- FBI informants claimed the movie was a vessel for communist messages
- Claimed screenwriters Albert Hackett and Frances Goodrich associated with known communists
- Report was part of 2,000 page document compiled about communist ‘influence’ in Hollywood
PUBLISHED: 21:40 EST, 23 December 2013 | UPDATED: 02:16 EST, 24 December 2013
‘It’s a Wonderful Life’ is a Christmas classic – adored by families and praised by critics as one of the best American movies ever made.
But in 1946, when the movie came out, the FBI labelled it as subversive – a vessel for communist propaganda.
During the Red Scare after World War II, FBI informants claimed the film’s portrayal of wealthy banker Mr Potter as a greedy villain was a sure sign of communist influence.

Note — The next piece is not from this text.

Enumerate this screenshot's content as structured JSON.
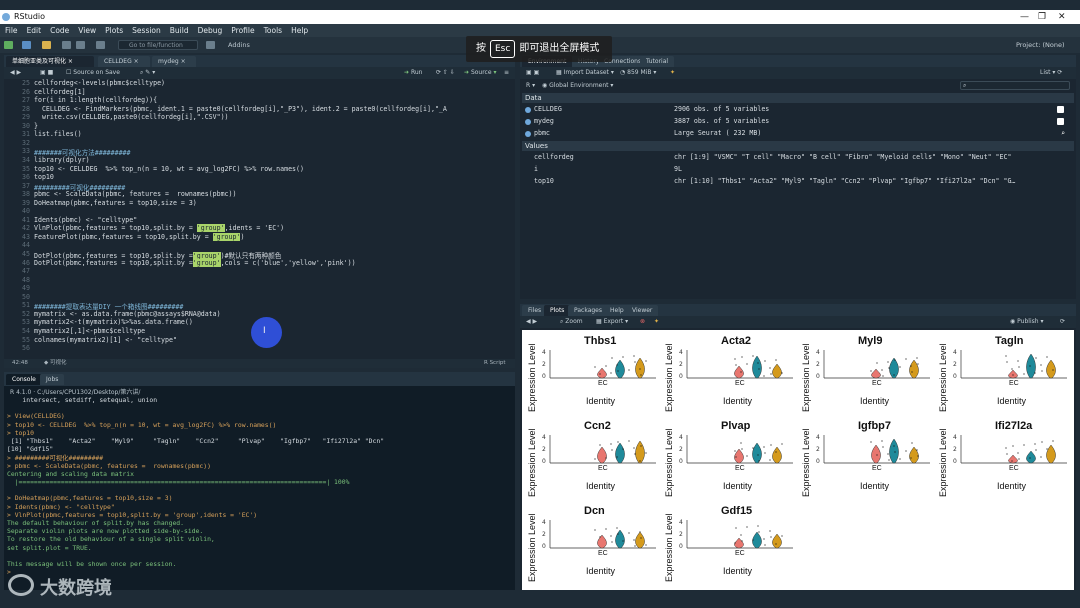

Recently-published FBI documents also reveal that investigators had their eye on ‘It’s a Wonderful Life’ and screenwriters Albert Hackett and Frances Goodrich, a husband and wife duo who were accused of associating with known communists.

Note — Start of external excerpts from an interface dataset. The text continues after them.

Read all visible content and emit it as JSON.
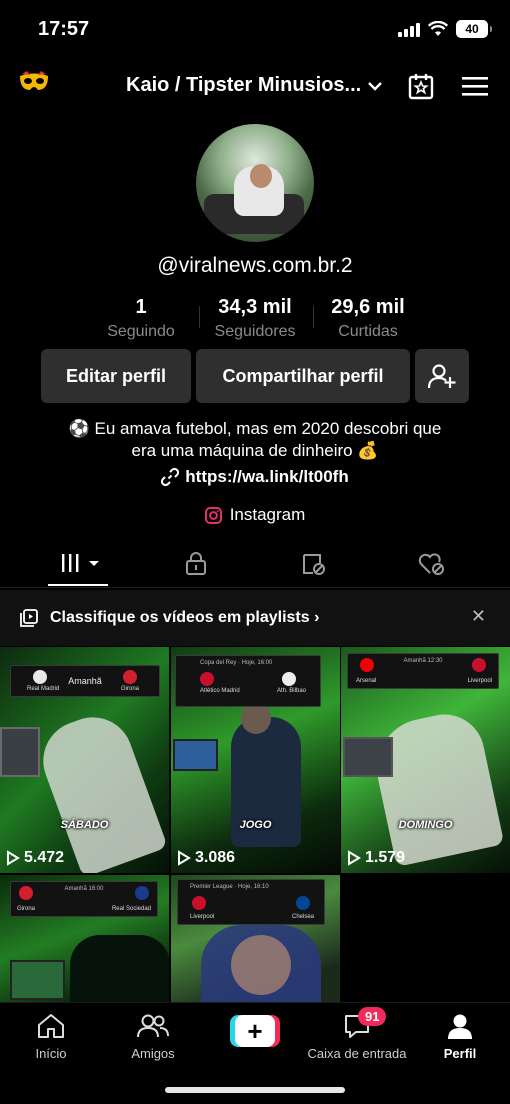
{
  "status": {
    "time": "17:57",
    "battery": "40"
  },
  "header": {
    "title": "Kaio / Tipster Minusios..."
  },
  "profile": {
    "username": "@viralnews.com.br.2",
    "stats": [
      {
        "value": "1",
        "label": "Seguindo"
      },
      {
        "value": "34,3 mil",
        "label": "Seguidores"
      },
      {
        "value": "29,6 mil",
        "label": "Curtidas"
      }
    ],
    "edit_label": "Editar perfil",
    "share_label": "Compartilhar perfil",
    "bio_line1": "⚽ Eu amava futebol, mas em 2020 descobri que",
    "bio_line2": "era uma máquina de dinheiro 💰",
    "link": "https://wa.link/lt00fh",
    "instagram": "Instagram"
  },
  "playlist_banner": {
    "text": "Classifique os vídeos em playlists",
    "chevron": "›"
  },
  "videos": [
    {
      "caption": "SÁBADO",
      "views": "5.472",
      "home": "Real Madrid",
      "away": "Girona",
      "mid": "Amanhã"
    },
    {
      "caption": "JOGO",
      "views": "3.086",
      "home": "Atlético Madrid",
      "away": "Ath. Bilbao",
      "mid": "Copa del Rey · Hoje, 16:00"
    },
    {
      "caption": "DOMINGO",
      "views": "1.579",
      "home": "Arsenal",
      "away": "Liverpool",
      "mid": "Amanhã 12:30"
    },
    {
      "caption": "",
      "views": "",
      "home": "Girona",
      "away": "Real Sociedad",
      "mid": "Amanhã 16:00"
    },
    {
      "caption": "",
      "views": "",
      "home": "Liverpool",
      "away": "Chelsea",
      "mid": "Premier League · Hoje, 16:10"
    }
  ],
  "nav": {
    "home": "Início",
    "friends": "Amigos",
    "inbox": "Caixa de entrada",
    "inbox_badge": "91",
    "profile": "Perfil"
  },
  "colors": {
    "accent_pink": "#f2295b",
    "accent_cyan": "#29d6e8",
    "insta": "#e1306c"
  }
}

‘With regard to “It’s a Wonderful Life,” [informant names redacted] stated in substance that the files represented a rather obvious attempt to discredit bankers by casting Lionel Barrymore as a “scrooge-type” so that he would be the most hated man in the picture,’ according to a 2,000-page FBI report called ‘Communist Infiltration in the Motion Picture Industry’ that was assembled between 1942 and 1958.
‘This, according to these sources, is a common trick used by communists.’
The declassified FBI files were unearthed by writer John Sbardellati in his 2012 book ‘J. Edgar Hoover Goes to the Movies: The FBI and the Origins of Hollywood’s Cold War.’
‘It’s a Wonderful Life’ stars Jimmy Stewart as a small-town loan officer whose $8,000 deposit, enough to bankrupt his savings and loan company, is stolen by Mr Henry Potter, the greedy head of the local bank. Just as Stewart’s character, George Bailey, is about to commit suicide, his guardian angel appears and shows him what life in his town of Bedford Falls would be life if he had never lived.
The Christmas classic was nominated for six Academy Awards, including best picture, best director and best actor. It has also been ranked No. 11 on the American Film Institute’s top 100 American films.
However, a group convened by J. Edgard Hoover’s Los Angeles FBI field office found it to be dangerous propaganda, according to media blog Aphelis.
The anonymous circle of screenwriters targeted both the writers and the film itself. ‘It’s a Wonderful Life’ and other films were targeted under a film regime designed by Ayn Rand, the ‘Atlas Shrugged’ writer who has become an icon for some libertarian conservatives in recent years, according to Aphelis.
the writers Frances Goodrich and Albert Hackett were very close to known Communists and on one occasion in the recent past… practically lived with known Communists and were observed eating luncheon daily with such Communists as Lester Cole, screenwriter, and Early Robinson, screenwriter,’ the FBI document says.